Cranes and container trucks are seen at the port of Manila on August 30. The Philippines said Thursday the economy grew a better-than-forecast 5.9 percent in the three months to June, largely due to a strong services sector

Manila (Philippine Daily Inquirer/ANN) - Philippine merchandise exports topped those of other Asian countries in the first 11 months of 2012, the National Economic and Development Authority (Neda) said yesterday.

But private economists believe a strong rebound in outbound shipments may still be a long way off.

Merchandise exports earnings in November grew 5.5 per cent to US$3.551 billion, from the $3.366 billion seen the previous year. This brought year-to-date exports to $48.026 billion-7 per cent up from the $44.898 billion recorded in the same period of 2011, the National Statistics Office said.
The growth was due to higher value in shipments of such commodities as metal components, woodcraft and furniture, electronic products, cathodes, refined copper and ignition wiring sets, and other parts used in manufacturing vehicles, aircraft and ships.

On a monthly basis, exports contracted by 19.4 per cent from the $4.408 billion posted in October 2012.

"I expect similar (growth) trends in December, but I think a complete rebound isn't forthcoming because the [economies of] US and Europe have not recovered," Cid L. Terosa of the University of Asia and the Pacific said via text message.

For Benjamin E. Diokno of the UP School of Economics, the growth in November exports was "lacklustre".

Diokno said the outlook for Philippine exports continues to be "gloomy" due to three factors: a world economy that remains weak, an appreciating peso, and heavy reliance on electronic products."Exports of electronic products contracted by 5.19 year-to-date. This problem could be both transitory and structural. A strong recovery in December is unlikely," Diokno said via e-mail.

Electronics accounted for 48.8 per cent of total exports revenue last November, earning $1.734 billion-13.3 per cent up from the $1.523 billion reported a year ago. Semiconductors was the top earner in the electronics sector with $1.402 billion in receipts-a 15.5-per cent growth from the $1.213 billion seen in November 2011. But on a monthly basis, electronic products, as well as semiconductors, dropped 8.8 per cent and 10.4 per cent, respectively.

The next-best performers were woodcraft and furniture ($271.32 million, 56 per cent up from $173.9 million), apparel and clothing accessories ($113.7 million, 13.1 per cent down from $130.76 million), and electrical wiring harness for motor vehicles ($109.7 million, 6.2 per cent up from $103.31 million).

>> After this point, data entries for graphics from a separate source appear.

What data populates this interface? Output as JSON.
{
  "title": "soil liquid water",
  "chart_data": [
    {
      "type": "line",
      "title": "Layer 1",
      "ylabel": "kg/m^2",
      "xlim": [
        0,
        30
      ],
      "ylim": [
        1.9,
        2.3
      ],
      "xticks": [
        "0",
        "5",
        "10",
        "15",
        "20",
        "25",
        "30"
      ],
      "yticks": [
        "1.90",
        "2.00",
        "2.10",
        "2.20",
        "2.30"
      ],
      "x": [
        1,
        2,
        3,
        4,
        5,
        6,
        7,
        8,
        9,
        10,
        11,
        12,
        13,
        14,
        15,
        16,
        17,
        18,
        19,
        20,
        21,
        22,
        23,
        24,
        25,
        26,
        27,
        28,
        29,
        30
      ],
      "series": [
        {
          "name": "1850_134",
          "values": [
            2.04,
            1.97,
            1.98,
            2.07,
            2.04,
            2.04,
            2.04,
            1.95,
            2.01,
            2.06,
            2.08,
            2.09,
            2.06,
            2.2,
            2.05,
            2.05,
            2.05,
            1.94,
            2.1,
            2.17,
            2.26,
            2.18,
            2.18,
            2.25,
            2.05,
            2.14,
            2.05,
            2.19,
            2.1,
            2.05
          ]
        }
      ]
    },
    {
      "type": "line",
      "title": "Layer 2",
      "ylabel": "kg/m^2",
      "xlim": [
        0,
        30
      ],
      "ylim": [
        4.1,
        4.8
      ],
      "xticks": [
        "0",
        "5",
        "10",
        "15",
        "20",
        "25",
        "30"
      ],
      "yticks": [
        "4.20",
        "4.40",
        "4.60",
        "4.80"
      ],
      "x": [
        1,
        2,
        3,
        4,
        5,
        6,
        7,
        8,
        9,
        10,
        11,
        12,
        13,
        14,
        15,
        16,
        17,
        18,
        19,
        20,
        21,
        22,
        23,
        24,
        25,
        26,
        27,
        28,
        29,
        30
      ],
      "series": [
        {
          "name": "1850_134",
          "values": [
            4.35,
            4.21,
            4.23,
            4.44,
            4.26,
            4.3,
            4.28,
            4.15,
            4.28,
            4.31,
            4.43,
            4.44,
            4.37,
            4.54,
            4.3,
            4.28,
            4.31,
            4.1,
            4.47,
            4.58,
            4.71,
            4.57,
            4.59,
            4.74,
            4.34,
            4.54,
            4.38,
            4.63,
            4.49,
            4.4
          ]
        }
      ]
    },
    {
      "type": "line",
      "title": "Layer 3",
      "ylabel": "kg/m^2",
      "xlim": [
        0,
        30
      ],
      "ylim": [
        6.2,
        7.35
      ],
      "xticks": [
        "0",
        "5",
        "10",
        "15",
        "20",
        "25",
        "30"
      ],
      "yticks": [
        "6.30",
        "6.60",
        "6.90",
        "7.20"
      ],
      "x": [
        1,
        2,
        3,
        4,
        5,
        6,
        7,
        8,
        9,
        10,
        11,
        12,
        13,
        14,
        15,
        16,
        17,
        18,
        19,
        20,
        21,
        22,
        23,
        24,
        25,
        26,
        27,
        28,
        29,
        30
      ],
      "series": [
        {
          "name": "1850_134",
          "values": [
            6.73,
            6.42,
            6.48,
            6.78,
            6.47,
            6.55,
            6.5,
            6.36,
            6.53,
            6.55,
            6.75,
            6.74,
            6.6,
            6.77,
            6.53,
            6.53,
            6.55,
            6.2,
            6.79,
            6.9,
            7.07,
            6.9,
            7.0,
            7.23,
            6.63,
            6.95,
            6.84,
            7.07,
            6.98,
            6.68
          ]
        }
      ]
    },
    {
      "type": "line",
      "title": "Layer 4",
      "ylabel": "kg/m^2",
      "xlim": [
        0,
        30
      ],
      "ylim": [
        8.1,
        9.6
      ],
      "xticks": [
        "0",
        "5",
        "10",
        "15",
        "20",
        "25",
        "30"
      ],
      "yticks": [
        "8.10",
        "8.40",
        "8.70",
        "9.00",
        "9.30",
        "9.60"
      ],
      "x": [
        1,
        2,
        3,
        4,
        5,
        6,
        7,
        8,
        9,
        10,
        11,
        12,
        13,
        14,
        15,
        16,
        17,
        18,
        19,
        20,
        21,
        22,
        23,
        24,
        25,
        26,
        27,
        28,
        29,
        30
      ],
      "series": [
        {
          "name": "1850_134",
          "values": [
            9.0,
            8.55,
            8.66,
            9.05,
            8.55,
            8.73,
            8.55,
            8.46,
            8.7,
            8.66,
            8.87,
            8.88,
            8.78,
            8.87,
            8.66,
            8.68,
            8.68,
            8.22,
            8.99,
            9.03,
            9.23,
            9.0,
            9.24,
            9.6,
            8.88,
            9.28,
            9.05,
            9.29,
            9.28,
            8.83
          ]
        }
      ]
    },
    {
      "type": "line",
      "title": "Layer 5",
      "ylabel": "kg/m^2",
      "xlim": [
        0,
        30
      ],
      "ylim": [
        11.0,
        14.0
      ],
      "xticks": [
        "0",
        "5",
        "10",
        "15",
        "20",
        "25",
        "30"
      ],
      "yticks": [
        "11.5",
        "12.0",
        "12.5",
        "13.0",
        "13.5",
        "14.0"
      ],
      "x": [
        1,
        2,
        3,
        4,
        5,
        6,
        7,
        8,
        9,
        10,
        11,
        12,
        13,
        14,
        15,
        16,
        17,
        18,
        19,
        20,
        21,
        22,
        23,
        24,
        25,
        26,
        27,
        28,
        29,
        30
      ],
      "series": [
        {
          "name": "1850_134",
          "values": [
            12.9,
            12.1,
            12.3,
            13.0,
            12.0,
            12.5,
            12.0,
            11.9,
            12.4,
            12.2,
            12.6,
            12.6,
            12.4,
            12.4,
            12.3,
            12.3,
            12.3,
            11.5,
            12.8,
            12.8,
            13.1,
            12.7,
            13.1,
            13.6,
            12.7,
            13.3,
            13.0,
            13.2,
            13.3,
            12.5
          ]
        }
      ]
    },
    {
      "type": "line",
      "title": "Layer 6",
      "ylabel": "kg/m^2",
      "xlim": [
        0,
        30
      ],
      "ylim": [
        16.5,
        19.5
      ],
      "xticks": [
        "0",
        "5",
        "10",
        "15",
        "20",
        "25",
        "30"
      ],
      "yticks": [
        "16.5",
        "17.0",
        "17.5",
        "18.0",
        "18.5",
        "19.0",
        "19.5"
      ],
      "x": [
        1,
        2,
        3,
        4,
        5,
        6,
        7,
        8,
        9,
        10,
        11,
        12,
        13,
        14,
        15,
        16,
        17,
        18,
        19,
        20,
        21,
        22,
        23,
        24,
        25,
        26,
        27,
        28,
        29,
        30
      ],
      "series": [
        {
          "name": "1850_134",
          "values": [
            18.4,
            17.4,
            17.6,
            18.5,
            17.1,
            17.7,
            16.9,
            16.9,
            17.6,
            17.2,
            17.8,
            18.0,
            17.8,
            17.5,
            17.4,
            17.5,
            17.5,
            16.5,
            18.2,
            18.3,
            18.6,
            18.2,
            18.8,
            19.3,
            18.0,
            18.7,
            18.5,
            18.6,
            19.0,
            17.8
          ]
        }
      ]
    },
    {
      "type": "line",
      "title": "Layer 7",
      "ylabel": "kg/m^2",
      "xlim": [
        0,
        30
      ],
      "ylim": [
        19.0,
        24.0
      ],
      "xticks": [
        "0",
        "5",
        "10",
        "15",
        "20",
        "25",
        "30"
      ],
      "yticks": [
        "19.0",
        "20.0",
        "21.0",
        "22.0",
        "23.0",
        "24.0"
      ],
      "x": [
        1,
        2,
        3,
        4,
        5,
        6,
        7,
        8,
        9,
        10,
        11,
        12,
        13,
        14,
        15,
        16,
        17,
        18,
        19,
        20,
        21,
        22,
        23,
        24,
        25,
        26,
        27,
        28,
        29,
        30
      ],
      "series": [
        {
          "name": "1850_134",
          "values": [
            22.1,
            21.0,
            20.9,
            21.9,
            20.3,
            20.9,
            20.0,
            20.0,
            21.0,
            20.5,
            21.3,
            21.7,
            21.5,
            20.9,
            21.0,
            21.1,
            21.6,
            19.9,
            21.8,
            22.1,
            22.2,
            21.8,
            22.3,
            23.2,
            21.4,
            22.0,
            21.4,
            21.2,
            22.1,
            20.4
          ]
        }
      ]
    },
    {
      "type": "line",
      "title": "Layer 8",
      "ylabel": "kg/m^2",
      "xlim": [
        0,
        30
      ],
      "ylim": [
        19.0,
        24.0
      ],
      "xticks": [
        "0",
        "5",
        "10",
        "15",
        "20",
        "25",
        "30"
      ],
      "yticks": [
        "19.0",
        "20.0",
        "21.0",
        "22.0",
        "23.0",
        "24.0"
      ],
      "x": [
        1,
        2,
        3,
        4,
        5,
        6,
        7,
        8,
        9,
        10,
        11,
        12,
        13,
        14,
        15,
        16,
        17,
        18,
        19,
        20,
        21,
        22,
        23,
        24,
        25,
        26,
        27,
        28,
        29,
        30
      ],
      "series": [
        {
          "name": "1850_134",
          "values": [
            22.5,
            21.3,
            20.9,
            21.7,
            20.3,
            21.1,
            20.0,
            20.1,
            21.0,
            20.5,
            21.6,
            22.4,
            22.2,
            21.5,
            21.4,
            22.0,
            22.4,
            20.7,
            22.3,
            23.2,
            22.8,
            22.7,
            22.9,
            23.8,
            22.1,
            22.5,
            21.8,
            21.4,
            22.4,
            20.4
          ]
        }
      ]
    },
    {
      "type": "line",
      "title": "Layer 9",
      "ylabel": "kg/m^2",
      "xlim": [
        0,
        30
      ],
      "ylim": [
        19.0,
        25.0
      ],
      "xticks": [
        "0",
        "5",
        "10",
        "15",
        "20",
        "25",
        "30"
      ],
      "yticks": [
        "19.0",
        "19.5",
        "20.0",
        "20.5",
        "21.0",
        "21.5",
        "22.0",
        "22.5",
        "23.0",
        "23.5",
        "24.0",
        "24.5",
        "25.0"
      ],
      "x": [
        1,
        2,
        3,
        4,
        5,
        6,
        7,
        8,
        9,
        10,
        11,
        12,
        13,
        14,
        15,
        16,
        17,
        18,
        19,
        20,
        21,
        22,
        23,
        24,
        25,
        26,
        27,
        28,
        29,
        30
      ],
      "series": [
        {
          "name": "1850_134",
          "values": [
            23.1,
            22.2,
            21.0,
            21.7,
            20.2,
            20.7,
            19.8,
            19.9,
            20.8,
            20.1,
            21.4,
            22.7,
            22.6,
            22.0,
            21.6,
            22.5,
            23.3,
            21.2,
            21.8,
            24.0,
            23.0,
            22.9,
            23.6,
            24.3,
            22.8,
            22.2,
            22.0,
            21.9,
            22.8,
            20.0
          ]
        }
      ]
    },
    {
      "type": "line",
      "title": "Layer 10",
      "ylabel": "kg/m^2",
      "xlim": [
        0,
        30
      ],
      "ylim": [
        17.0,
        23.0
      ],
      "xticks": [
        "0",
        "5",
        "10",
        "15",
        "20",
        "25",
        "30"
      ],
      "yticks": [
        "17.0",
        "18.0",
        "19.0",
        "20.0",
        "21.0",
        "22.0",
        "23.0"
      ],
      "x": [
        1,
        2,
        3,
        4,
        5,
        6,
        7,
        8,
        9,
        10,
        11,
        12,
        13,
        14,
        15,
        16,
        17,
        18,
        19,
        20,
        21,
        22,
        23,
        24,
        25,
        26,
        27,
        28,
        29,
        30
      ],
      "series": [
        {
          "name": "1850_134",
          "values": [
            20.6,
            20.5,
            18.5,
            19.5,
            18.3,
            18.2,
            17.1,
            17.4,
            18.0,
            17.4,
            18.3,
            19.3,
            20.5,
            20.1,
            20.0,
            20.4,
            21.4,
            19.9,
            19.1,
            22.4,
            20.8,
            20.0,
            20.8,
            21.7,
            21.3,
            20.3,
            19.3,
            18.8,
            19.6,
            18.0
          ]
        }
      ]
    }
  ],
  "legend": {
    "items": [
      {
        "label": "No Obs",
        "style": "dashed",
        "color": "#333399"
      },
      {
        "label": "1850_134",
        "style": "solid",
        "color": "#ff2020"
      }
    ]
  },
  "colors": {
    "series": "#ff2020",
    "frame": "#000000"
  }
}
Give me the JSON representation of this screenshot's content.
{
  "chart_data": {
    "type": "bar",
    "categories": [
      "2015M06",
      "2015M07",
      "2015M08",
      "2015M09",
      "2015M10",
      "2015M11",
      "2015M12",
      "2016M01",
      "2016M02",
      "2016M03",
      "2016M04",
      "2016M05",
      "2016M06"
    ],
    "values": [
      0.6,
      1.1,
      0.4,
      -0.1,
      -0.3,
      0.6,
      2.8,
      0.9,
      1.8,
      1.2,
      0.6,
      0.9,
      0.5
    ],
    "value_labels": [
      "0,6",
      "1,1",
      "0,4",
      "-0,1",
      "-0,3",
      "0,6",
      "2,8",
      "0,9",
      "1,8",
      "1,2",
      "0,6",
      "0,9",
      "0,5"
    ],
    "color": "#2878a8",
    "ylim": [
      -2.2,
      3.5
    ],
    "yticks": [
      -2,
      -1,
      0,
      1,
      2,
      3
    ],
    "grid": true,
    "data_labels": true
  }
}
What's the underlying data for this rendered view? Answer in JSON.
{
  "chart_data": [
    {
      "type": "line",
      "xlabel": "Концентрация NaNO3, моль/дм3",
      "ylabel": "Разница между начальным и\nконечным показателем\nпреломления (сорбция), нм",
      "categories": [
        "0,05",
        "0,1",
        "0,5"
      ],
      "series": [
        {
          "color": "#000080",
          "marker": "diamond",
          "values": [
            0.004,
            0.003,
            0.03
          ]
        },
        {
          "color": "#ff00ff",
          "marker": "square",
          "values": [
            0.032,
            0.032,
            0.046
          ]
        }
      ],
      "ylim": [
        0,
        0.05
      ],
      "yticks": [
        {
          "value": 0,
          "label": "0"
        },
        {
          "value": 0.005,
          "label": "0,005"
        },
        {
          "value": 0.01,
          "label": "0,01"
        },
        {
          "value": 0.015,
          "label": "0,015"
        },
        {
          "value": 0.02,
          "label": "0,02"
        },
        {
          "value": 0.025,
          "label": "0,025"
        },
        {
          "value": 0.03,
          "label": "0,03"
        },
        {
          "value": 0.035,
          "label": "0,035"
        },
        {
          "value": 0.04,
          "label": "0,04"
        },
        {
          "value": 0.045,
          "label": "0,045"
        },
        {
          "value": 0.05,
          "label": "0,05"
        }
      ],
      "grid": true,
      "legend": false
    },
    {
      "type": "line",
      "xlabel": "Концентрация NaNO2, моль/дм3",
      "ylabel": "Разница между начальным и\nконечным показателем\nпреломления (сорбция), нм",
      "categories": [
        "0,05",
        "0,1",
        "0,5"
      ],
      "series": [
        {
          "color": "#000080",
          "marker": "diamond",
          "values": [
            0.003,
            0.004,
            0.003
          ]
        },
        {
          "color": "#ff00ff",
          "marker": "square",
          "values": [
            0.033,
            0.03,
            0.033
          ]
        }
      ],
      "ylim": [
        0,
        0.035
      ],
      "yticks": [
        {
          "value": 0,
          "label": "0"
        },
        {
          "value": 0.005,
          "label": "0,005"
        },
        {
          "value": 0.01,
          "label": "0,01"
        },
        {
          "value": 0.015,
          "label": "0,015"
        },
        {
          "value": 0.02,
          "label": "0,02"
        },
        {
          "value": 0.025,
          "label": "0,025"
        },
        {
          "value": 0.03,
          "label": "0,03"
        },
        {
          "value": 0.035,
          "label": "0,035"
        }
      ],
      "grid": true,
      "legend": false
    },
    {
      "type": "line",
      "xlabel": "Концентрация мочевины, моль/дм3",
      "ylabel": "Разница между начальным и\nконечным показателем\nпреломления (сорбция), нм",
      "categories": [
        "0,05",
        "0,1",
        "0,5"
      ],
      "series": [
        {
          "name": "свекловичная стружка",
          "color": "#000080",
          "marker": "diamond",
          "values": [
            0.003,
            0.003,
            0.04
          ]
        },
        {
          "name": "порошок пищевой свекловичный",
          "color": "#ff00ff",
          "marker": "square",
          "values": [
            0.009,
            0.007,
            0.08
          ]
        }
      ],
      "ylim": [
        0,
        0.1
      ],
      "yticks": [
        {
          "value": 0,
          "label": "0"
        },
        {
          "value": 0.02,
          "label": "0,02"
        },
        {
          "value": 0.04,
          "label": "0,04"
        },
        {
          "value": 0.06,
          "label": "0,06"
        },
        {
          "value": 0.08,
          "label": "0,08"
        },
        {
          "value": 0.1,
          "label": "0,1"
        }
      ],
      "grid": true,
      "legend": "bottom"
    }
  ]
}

Metal components excluding brakes grew the fastest among the country's top exports with shipments worth $129.05 million-163.5 per cent up from $48.97 million.Receipts from the top 10 exports reached $2.557 billion, accounting for 72 per cent of the total.

Japan was the top destination of Philippine exports accounting for 20.8-per cent share of the total with receipts worth $740.21 million.

The United States followed with $458.37 million in receipts, while Hong Kong received shipments worth $373.81 million.